Dos cosas que valoran los clientes de consultoría y harán que te contraten
Esta semana tengo una entrevista para un nuevo proyecto de consultoría. Esto es lo que estoy haciendo para prepararlo.
Era uno de esos proyectos que lo ves y te das rápidamente cuenta que lleva tu nombre puesto. Encajaba a la perfección. Es por ello que puse más esfuerzos de lo normal en llamar la atención de la agencia que iba a presentar curriculums a al cliente que está detrás. Fue bueno ver que mereció la pena porque esta semana tengo una entrevista para que el cliente pueda evaluar si encajo bien para el proyecto. En esta fase suelo tener un ratio de éxito muy alto. Ya no es el 80% como hará cosa de 12 meses atrás pero sigue siendo elevado. Esto es lo que probablemente me diferencia de otros candidatos.

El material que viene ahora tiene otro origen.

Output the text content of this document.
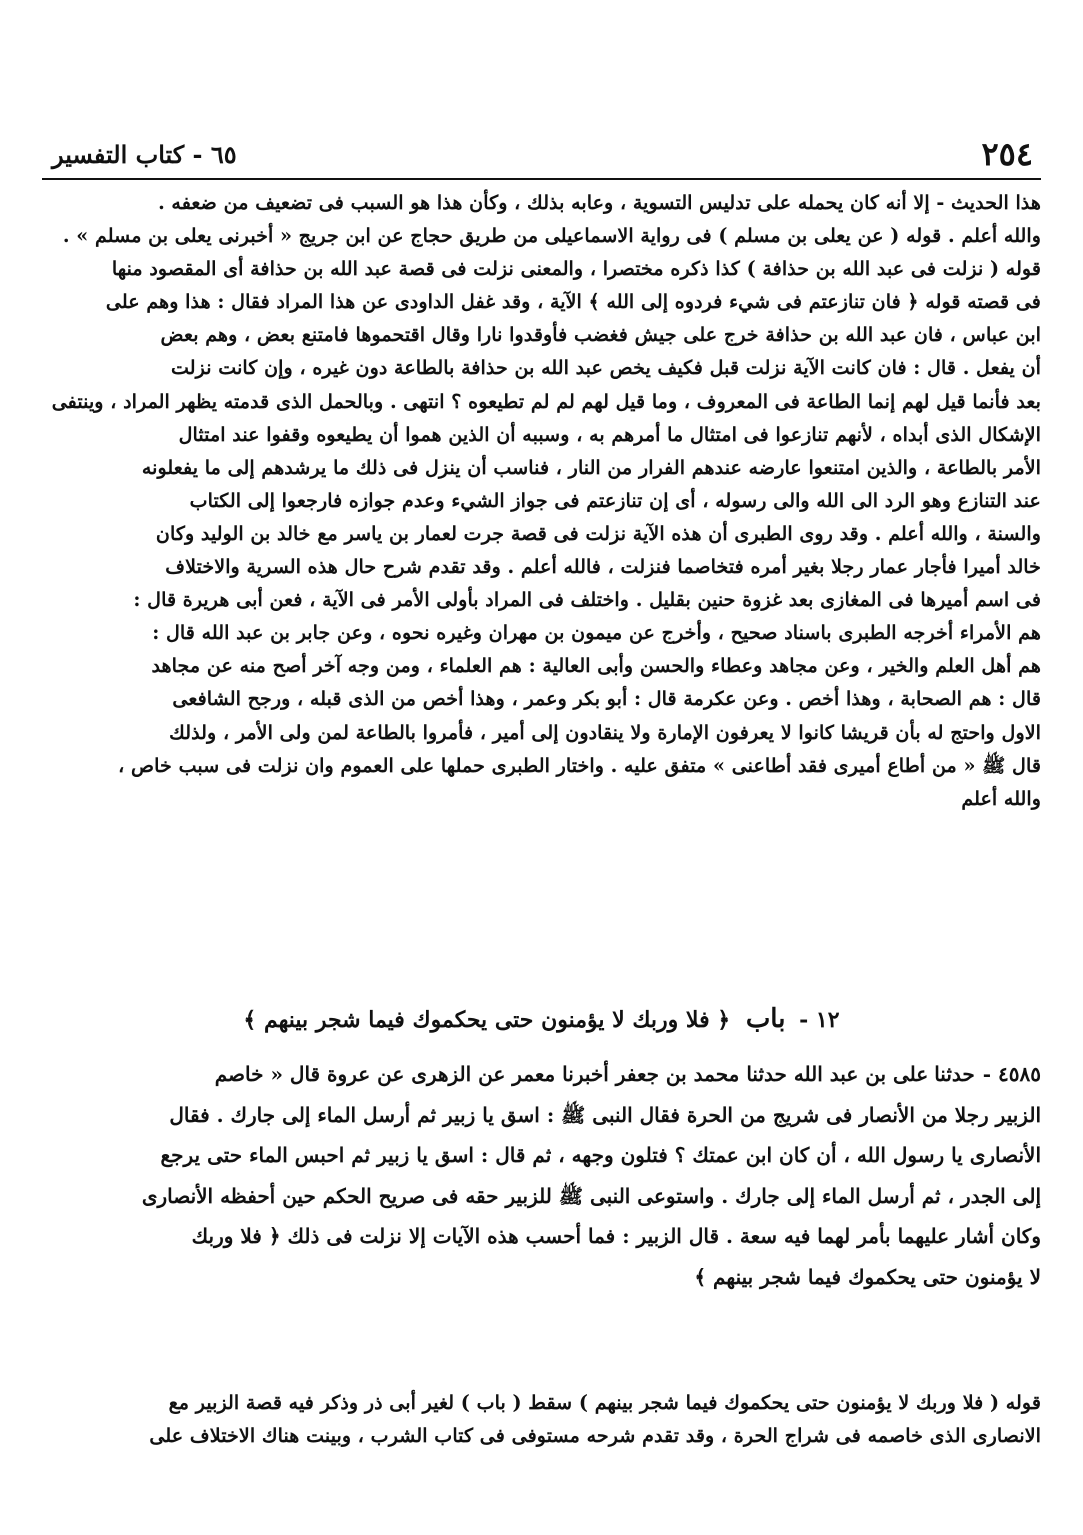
٦٥ - كتاب التفسير	٢٥٤

هذا الحديث - إلا أنه كان يحمله على تدليس التسوية ، وعابه بذلك ، وكأن هذا هو السبب فى تضعيف من ضعفه .

والله أعلم . قوله ( عن يعلى بن مسلم ) فى رواية الاسماعيلى من طريق حجاج عن ابن جريج « أخبرنى يعلى بن مسلم » .

قوله ( نزلت فى عبد الله بن حذافة ) كذا ذكره مختصرا ، والمعنى نزلت فى قصة عبد الله بن حذافة أى المقصود منها

فى قصته قوله ﴿ فان تنازعتم فى شيء فردوه إلى الله ﴾ الآية ، وقد غفل الداودى عن هذا المراد فقال : هذا وهم على

ابن عباس ، فان عبد الله بن حذافة خرج على جيش فغضب فأوقدوا نارا وقال اقتحموها فامتنع بعض ، وهم بعض

أن يفعل . قال : فان كانت الآية نزلت قبل فكيف يخص عبد الله بن حذافة بالطاعة دون غيره ، وإن كانت نزلت

بعد فأنما قيل لهم إنما الطاعة فى المعروف ، وما قيل لهم لم لم تطيعوه ؟ انتهى . وبالحمل الذى قدمته يظهر المراد ، وينتفى

الإشكال الذى أبداه ، لأنهم تنازعوا فى امتثال ما أمرهم به ، وسببه أن الذين هموا أن يطيعوه وقفوا عند امتثال

الأمر بالطاعة ، والذين امتنعوا عارضه عندهم الفرار من النار ، فناسب أن ينزل فى ذلك ما يرشدهم إلى ما يفعلونه

عند التنازع وهو الرد الى الله والى رسوله ، أى إن تنازعتم فى جواز الشيء وعدم جوازه فارجعوا إلى الكتاب

والسنة ، والله أعلم . وقد روى الطبرى أن هذه الآية نزلت فى قصة جرت لعمار بن ياسر مع خالد بن الوليد وكان

خالد أميرا فأجار عمار رجلا بغير أمره فتخاصما فنزلت ، فالله أعلم . وقد تقدم شرح حال هذه السرية والاختلاف

فى اسم أميرها فى المغازى بعد غزوة حنين بقليل . واختلف فى المراد بأولى الأمر فى الآية ، فعن أبى هريرة قال :

هم الأمراء أخرجه الطبرى باسناد صحيح ، وأخرج عن ميمون بن مهران وغيره نحوه ، وعن جابر بن عبد الله قال :

هم أهل العلم والخير ، وعن مجاهد وعطاء والحسن وأبى العالية : هم العلماء ، ومن وجه آخر أصح منه عن مجاهد

قال : هم الصحابة ، وهذا أخص . وعن عكرمة قال : أبو بكر وعمر ، وهذا أخص من الذى قبله ، ورجح الشافعى

الاول واحتج له بأن قريشا كانوا لا يعرفون الإمارة ولا ينقادون إلى أمير ، فأمروا بالطاعة لمن ولى الأمر ، ولذلك

قال ﷺ « من أطاع أميرى فقد أطاعنى » متفق عليه . واختار الطبرى حملها على العموم وان نزلت فى سبب خاص ،

والله أعلم

١٢ - باب ﴿ فلا وربك لا يؤمنون حتى يحكموك فيما شجر بينهم ﴾

٤٥٨٥ -حدثناعلى بن عبد الله حدثنا محمد بن جعفر أخبرنا معمر عن الزهرى عن عروة قال « خاصم

الزبير رجلا من الأنصار فى شريج من الحرة فقال النبى ﷺ : اسق يا زبير ثم أرسل الماء إلى جارك . فقال

الأنصارى يا رسول الله ، أن كان ابن عمتك ؟ فتلون وجهه ، ثم قال : اسق يا زبير ثم احبس الماء حتى يرجع

إلى الجدر ، ثم أرسل الماء إلى جارك . واستوعى النبى ﷺ للزبير حقه فى صريح الحكم حين أحفظه الأنصارى

وكان أشار عليهما بأمر لهما فيه سعة . قال الزبير : فما أحسب هذه الآيات إلا نزلت فى ذلك ﴿ فلا وربك

لا يؤمنون حتى يحكموك فيما شجر بينهم ﴾

قوله ( فلا وربك لا يؤمنون حتى يحكموك فيما شجر بينهم ) سقط ( باب ) لغير أبى ذر وذكر فيه قصة الزبير مع

الانصارى الذى خاصمه فى شراج الحرة ، وقد تقدم شرحه مستوفى فى كتاب الشرب ، وبينت هناك الاختلاف على
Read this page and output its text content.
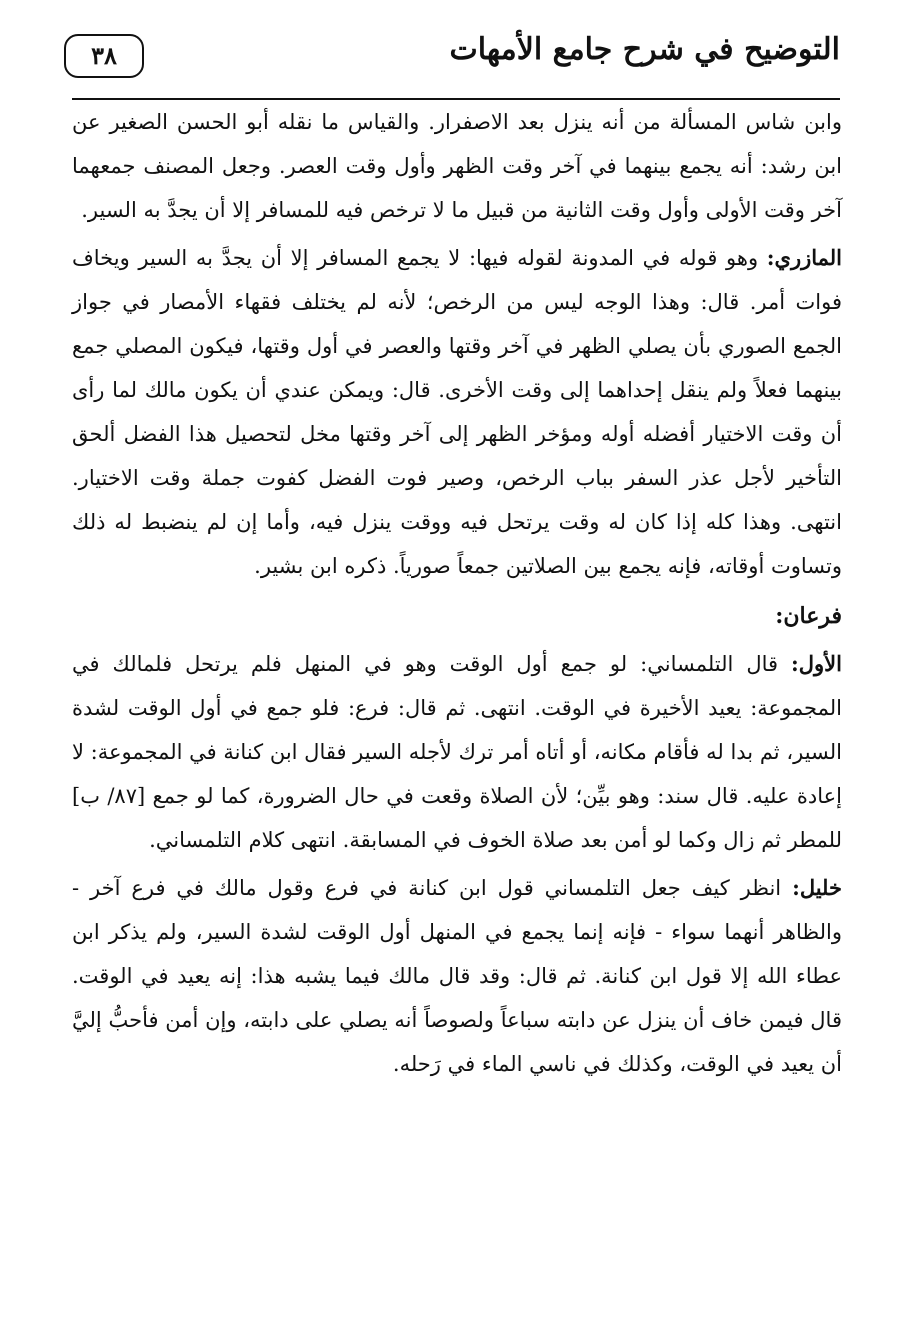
٣٨	التوضيح في شرح جامع الأمهات

وابن شاس المسألة من أنه ينزل بعد الاصفرار. والقياس ما نقله أبو الحسن الصغير عن ابن رشد: أنه يجمع بينهما في آخر وقت الظهر وأول وقت العصر. وجعل المصنف جمعهما آخر وقت الأولى وأول وقت الثانية من قبيل ما لا ترخص فيه للمسافر إلا أن يجدَّ به السير.

المازري: وهو قوله في المدونة لقوله فيها: لا يجمع المسافر إلا أن يجدَّ به السير ويخاف فوات أمر. قال: وهذا الوجه ليس من الرخص؛ لأنه لم يختلف فقهاء الأمصار في جواز الجمع الصوري بأن يصلي الظهر في آخر وقتها والعصر في أول وقتها، فيكون المصلي جمع بينهما فعلاً ولم ينقل إحداهما إلى وقت الأخرى. قال: ويمكن عندي أن يكون مالك لما رأى أن وقت الاختيار أفضله أوله ومؤخر الظهر إلى آخر وقتها مخل لتحصيل هذا الفضل ألحق التأخير لأجل عذر السفر بباب الرخص، وصير فوت الفضل كفوت جملة وقت الاختيار. انتهى. وهذا كله إذا كان له وقت يرتحل فيه ووقت ينزل فيه، وأما إن لم ينضبط له ذلك وتساوت أوقاته، فإنه يجمع بين الصلاتين جمعاً صورياً. ذكره ابن بشير.

فرعان:

الأول: قال التلمساني: لو جمع أول الوقت وهو في المنهل فلم يرتحل فلمالك في المجموعة: يعيد الأخيرة في الوقت. انتهى. ثم قال: فرع: فلو جمع في أول الوقت لشدة السير، ثم بدا له فأقام مكانه، أو أتاه أمر ترك لأجله السير فقال ابن كنانة في المجموعة: لا إعادة عليه. قال سند: وهو بيِّن؛ لأن الصلاة وقعت في حال الضرورة، كما لو جمع [٨٧/ ب] للمطر ثم زال وكما لو أمن بعد صلاة الخوف في المسابقة. انتهى كلام التلمساني.

خليل: انظر كيف جعل التلمساني قول ابن كنانة في فرع وقول مالك في فرع آخر - والظاهر أنهما سواء - فإنه إنما يجمع في المنهل أول الوقت لشدة السير، ولم يذكر ابن عطاء الله إلا قول ابن كنانة. ثم قال: وقد قال مالك فيما يشبه هذا: إنه يعيد في الوقت. قال فيمن خاف أن ينزل عن دابته سباعاً ولصوصاً أنه يصلي على دابته، وإن أمن فأحبُّ إليَّ أن يعيد في الوقت، وكذلك في ناسي الماء في رَحله.
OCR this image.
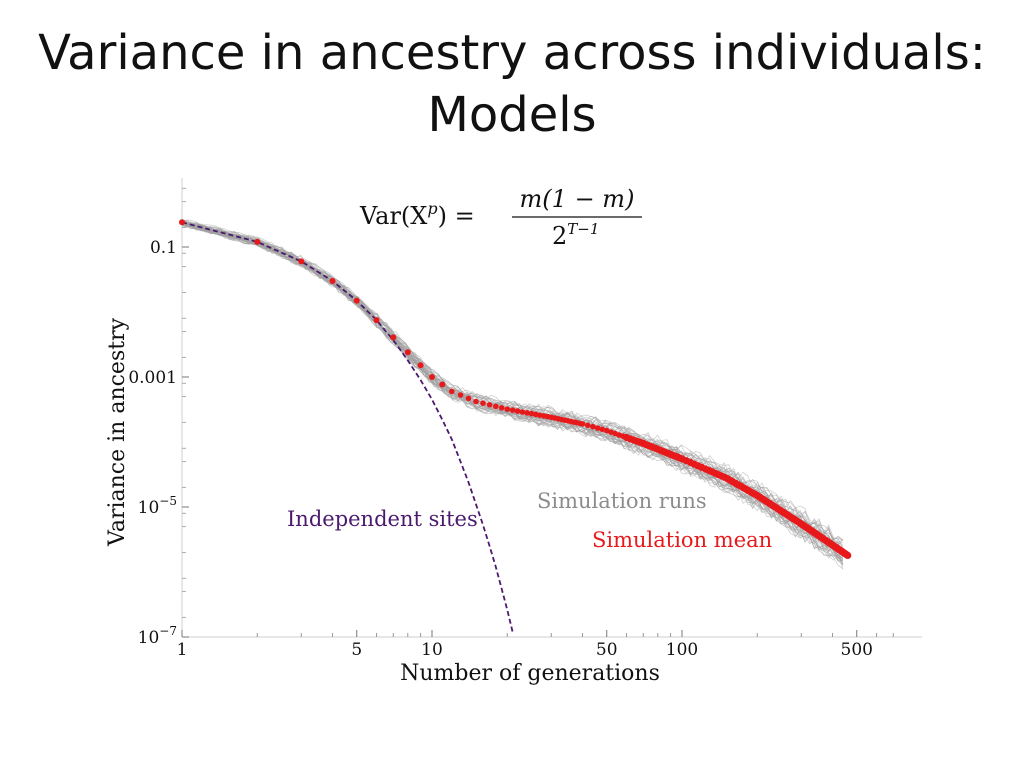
Variance in ancestry across individuals:
Models
$Var(X^p)$ =
m(1 − m)
$2^{T-1}$
1	5	10	50	100	500
0.1
0.001
$10^{-5}$
$10^{-7}$
Number of generations
Variance in ancestry	Independent sites
Simulation runs
Simulation mean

Investigo empresa y personas
No es suficiente entender lo que hace la persona sino también quiero saber el recorrido que tienen las personas que estarán presentes en la entrevista. Esto me ayuda encontrar algo en común donde puedo fácilmente conectar con ellos. Si veo que una de las personas ha compartido algo sobre correr en sus redes sociales dejo caer que soy corredor. ¿Cómo no? No es demasiado complicado establecer una base. Si no es esto es otra cosa.
Haber investigado la empresa es lo básico pero incluso aquí tengo la sensación que algunos fallan en no tomarse el interés necesario. Conocer la historia, la facturación, el CEO, la competencia, etc. No haber hecho tus deberes te descarta de forma inmediata.
Viajar en el tiempo hacia el futuro proyecto
La segunda cosa que hago donde veo que las caras de los clientes de repente se iluminan es cuando hablo sobre el futuro proyecto y ya me veo parte de ello. No siendo soberbio dando por hecho que soy la mejor opción sino dando mi punto de vista basado en mi experiencia adelantando de forma modesta posibles retos del mismo. No es cuestión de describir todo como súper sencillo. Todos los proyectos tienen sus barreras. Ignorarlas no es lo que las empresas buscan sino más bien a alguien que sea consciente de ellas y que en el mejor de los casos tenga un plan o al menos la actitud para encontrar soluciones a los desafíos que se irán presentando a lo largo del tiempo.
No es complicado pero es algo. Son matices que marcan la diferencia. Siempre son las cosas pequeñas. Tengo la suerte que mi competencia parece todavía no ha dado con esta tecla.